One of my earliest memories of playing video games is playing incredible amounts of Teenage Mutant Ninja Turtles II at my uncle’s house. The 2D beat-em-up is a genre that suffers from the problem of having a formula that is almost too simple: walk from one side of the screen to the other while mashing the punch button as much as possible. Sometimes you have to do a little light platforming, but mostly it is a straightforward punch-fest. There have been a few variations on the theme (the implementation of Devil May Cry-esque combos or the implementation of a rudimentary upgrade system or even the addition of an inventory) but the core concept has remained refreshingly pure. These games thrive on fast, flowing action that is reminiscent of quarter-munching arcade games of the past, where exposition only gets in the way and nothing matters more than the enjoyment gained from sitting on the couch with your friends and killing some time by punching monsters or robots or hipsters.
It’s this fast pace that Moon Diver promises when you boot it up and to some extent delivers—although not quite as well as you’d hope. You want fast-paced action and lots of enemies to punch your way through? Well, Moon Diver has those things, provided you never, ever use your special powers, which all trigger a five-second animation that completely freezes all other gameplay. Five seconds might seem like a piddling amount, but it makes a huge difference when you’re playing with friends (and Moon Diver is meant to be played with friends, make no mistake). As my brother and I played, we kept losing track of where our characters were because once the flashy cutscene ended, we had to find out where our people had been left after the effects of the move hit. This only happens with particular moves, though. Other special moves have no such animations, although if you decide to team up with other players, you can cast spells for free—at the price of another five second cutscene.

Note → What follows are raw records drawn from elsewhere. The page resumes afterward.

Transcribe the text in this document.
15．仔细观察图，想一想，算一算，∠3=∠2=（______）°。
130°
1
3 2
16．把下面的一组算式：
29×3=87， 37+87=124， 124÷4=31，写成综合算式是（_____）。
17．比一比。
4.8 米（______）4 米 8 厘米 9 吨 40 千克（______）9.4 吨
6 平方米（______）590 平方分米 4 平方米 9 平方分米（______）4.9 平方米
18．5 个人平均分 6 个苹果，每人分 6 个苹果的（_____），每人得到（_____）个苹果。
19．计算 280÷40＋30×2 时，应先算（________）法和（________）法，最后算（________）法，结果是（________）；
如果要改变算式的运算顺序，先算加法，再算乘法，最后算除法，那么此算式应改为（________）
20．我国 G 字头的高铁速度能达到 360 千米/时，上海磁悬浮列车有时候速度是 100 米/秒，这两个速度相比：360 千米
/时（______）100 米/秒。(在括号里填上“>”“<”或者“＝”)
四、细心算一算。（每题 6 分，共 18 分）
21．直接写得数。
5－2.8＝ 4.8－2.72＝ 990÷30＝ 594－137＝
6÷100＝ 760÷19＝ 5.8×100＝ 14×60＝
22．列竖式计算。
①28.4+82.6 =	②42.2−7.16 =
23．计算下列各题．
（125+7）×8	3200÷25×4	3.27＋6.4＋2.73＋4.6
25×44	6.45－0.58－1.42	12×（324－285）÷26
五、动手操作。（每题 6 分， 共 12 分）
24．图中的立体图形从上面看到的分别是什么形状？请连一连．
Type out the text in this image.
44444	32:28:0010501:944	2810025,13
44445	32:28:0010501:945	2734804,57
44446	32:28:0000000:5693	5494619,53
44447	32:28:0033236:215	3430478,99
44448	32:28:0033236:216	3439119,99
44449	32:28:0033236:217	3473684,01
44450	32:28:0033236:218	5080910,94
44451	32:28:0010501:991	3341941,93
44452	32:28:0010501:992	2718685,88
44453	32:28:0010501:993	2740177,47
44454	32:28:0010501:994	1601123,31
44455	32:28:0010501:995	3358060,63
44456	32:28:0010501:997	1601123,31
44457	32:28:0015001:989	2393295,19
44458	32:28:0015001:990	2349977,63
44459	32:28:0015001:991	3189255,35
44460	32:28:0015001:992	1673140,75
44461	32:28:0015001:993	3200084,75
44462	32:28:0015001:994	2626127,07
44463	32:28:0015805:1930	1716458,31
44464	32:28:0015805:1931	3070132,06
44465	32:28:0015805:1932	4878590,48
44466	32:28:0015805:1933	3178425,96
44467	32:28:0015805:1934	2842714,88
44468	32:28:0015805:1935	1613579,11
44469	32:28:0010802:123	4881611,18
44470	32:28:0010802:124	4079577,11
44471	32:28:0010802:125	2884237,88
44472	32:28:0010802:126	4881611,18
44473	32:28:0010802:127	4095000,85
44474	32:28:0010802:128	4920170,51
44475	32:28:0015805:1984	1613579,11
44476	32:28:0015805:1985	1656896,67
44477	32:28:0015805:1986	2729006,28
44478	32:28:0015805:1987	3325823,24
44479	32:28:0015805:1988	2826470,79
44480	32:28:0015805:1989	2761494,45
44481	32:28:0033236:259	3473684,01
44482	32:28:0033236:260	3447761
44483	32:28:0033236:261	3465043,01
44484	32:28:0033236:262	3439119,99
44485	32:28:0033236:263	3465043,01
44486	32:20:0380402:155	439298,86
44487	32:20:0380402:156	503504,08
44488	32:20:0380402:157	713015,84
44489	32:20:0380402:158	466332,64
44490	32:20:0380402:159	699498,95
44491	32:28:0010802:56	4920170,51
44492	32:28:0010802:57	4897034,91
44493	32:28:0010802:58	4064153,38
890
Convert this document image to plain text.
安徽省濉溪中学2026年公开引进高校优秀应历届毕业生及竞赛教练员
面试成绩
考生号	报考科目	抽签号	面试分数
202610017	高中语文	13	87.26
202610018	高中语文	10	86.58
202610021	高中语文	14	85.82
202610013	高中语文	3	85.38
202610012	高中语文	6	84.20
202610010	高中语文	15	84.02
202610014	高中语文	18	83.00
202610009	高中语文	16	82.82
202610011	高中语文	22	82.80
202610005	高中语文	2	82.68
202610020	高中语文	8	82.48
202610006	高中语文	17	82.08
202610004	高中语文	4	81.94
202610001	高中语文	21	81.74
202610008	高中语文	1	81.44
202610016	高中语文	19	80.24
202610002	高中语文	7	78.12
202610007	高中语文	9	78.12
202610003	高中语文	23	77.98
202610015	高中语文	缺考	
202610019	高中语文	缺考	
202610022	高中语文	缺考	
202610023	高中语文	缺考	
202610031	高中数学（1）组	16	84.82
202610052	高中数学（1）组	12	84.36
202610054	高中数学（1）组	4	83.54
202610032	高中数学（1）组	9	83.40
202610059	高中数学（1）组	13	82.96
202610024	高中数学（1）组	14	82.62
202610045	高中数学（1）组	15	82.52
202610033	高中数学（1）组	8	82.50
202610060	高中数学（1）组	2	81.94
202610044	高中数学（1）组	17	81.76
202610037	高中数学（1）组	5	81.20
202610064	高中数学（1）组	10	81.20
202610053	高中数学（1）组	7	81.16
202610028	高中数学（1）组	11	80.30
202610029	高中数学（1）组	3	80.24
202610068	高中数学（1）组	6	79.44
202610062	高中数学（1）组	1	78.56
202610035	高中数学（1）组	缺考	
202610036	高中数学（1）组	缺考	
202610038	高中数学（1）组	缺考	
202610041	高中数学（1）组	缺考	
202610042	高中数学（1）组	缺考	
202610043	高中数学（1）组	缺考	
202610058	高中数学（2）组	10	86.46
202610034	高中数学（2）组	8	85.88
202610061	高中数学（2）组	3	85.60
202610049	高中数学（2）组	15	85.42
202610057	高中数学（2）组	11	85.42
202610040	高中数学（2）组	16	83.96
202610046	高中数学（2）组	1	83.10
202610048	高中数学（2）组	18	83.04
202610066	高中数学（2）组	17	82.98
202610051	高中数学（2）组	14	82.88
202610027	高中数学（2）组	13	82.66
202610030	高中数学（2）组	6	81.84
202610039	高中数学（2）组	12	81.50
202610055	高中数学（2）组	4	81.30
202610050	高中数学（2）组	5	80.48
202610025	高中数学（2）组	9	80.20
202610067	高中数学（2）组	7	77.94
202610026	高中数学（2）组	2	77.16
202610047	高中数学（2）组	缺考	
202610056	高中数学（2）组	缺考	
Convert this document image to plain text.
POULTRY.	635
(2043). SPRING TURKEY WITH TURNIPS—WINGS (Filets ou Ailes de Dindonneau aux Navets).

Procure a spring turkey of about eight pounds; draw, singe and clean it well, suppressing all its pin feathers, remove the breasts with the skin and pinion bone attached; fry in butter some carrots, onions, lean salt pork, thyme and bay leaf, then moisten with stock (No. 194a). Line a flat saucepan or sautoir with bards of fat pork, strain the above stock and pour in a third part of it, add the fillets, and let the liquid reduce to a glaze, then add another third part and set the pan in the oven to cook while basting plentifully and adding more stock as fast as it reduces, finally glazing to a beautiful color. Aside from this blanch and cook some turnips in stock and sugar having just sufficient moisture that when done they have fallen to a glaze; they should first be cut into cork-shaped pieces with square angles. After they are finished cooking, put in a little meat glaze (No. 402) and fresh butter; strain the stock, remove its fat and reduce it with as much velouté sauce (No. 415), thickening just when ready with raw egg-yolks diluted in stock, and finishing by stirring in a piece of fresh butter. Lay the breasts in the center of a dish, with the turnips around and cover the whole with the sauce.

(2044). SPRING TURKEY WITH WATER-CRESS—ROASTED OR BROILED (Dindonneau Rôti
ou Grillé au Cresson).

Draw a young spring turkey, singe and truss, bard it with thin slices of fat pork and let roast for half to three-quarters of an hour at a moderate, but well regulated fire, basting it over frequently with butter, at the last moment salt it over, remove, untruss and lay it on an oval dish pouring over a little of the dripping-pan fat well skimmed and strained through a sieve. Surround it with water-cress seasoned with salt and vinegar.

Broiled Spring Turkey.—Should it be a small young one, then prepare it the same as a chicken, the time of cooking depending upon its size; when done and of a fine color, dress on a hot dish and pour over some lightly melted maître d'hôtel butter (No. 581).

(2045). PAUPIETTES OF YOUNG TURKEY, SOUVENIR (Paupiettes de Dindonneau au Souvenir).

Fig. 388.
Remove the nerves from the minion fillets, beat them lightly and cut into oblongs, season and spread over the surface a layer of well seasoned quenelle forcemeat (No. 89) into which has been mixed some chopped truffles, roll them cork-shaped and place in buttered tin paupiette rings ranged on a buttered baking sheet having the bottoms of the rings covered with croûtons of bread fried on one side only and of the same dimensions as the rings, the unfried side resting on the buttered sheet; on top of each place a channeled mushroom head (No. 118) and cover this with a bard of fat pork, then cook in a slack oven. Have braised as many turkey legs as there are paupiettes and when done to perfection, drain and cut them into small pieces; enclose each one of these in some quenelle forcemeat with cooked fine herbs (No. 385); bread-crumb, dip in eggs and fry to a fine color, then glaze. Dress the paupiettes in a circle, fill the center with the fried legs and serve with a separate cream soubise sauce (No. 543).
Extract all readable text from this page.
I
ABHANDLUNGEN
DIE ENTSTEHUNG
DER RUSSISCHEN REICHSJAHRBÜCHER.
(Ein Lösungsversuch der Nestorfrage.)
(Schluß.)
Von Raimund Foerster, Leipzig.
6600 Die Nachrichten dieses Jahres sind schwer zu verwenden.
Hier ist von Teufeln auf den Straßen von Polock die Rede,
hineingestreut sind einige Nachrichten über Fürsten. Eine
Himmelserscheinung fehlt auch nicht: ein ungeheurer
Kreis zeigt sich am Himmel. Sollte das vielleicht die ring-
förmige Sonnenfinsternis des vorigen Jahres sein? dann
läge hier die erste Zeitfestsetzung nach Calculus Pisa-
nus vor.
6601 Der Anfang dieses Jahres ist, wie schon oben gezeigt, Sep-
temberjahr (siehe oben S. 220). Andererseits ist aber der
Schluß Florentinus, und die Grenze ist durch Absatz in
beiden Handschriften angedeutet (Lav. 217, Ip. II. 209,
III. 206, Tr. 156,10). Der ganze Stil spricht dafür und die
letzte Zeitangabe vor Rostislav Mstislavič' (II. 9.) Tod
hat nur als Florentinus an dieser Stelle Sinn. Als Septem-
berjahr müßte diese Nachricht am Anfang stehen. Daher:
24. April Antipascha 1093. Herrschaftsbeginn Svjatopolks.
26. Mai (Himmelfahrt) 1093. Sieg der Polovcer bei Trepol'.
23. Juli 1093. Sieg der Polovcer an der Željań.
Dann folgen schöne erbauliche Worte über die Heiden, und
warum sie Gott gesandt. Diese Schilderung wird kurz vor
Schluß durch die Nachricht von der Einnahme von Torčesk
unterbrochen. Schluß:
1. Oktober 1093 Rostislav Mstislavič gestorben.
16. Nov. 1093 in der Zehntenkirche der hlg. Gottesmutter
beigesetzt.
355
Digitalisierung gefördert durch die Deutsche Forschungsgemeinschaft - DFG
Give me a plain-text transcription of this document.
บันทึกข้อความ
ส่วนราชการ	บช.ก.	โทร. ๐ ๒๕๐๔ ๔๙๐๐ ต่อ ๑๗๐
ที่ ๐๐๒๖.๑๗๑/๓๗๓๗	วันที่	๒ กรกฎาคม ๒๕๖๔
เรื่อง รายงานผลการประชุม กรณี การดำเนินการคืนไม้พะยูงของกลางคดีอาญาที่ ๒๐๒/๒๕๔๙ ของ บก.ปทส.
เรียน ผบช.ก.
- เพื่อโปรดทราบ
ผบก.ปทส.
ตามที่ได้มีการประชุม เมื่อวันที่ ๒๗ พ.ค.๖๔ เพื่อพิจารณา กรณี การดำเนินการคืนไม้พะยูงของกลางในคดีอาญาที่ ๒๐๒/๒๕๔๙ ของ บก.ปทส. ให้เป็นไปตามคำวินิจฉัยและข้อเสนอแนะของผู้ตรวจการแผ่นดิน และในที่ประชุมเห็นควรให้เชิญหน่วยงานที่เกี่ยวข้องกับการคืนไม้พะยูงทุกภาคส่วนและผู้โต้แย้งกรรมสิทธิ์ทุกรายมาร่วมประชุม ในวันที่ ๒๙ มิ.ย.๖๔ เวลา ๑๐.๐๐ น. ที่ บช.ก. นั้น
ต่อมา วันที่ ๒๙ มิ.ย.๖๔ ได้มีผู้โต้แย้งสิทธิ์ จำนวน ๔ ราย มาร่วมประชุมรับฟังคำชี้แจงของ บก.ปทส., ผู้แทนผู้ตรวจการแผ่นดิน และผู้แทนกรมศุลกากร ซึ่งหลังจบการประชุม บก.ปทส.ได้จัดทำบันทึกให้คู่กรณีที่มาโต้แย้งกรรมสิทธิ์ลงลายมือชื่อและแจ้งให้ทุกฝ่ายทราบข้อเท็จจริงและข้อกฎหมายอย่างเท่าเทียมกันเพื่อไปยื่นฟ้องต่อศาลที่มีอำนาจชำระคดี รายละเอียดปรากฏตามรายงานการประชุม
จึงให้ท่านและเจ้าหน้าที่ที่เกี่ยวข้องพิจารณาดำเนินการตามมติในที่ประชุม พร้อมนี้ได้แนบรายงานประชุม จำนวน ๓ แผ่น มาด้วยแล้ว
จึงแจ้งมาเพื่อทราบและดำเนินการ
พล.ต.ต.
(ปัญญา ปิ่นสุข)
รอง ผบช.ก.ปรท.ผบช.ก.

New powers can be unlocked by finding them as you traverse a level, although these discovered powers cannot be accessed until the current level is complete. Once that happens, you can upgrade your Moon Diver’s health, magic, or assign them new powers. It’s a fairly rudimentary bit of RPG sprinkled onto the system a la the Scott Pilgrim game, although Pilgrim levels the player up automatically (and allows for the immediate use of new powers). Not being able to immediately access your new powers is a niggling complaint next to the game’s real problem, which is that its visuals are far too confused.
Find all the players if you think you can. I couldn’t.
The problems begin with the HUD, which takes up so much screen space that on several occasions I lost my character behind it. It takes up the top fifth of the screen, and with a full four player complement, it is even more ludicrous. It’s unnecessary and blown up to the size that it is in order to show the portrait of your character, which doesn’t really need to be that large. And it doesn’t really help to identify who is playing who anyway. The characters suffer from looking like the enemies (of which there are many), and with the fast pace that the game is trying to deliver, the screen frequently becomes too busy to tell what is going on, where your player is, and what—if anything—is trying to kill you. With a full complement of four players, it becomes even more difficult to determine who is who and what if anything is going on. It’s a shame, because when the combat works, and you can actually figure out what’s going on, it’s a lot of fun. An overactive visual design, however, keeps Moon Diver from being great.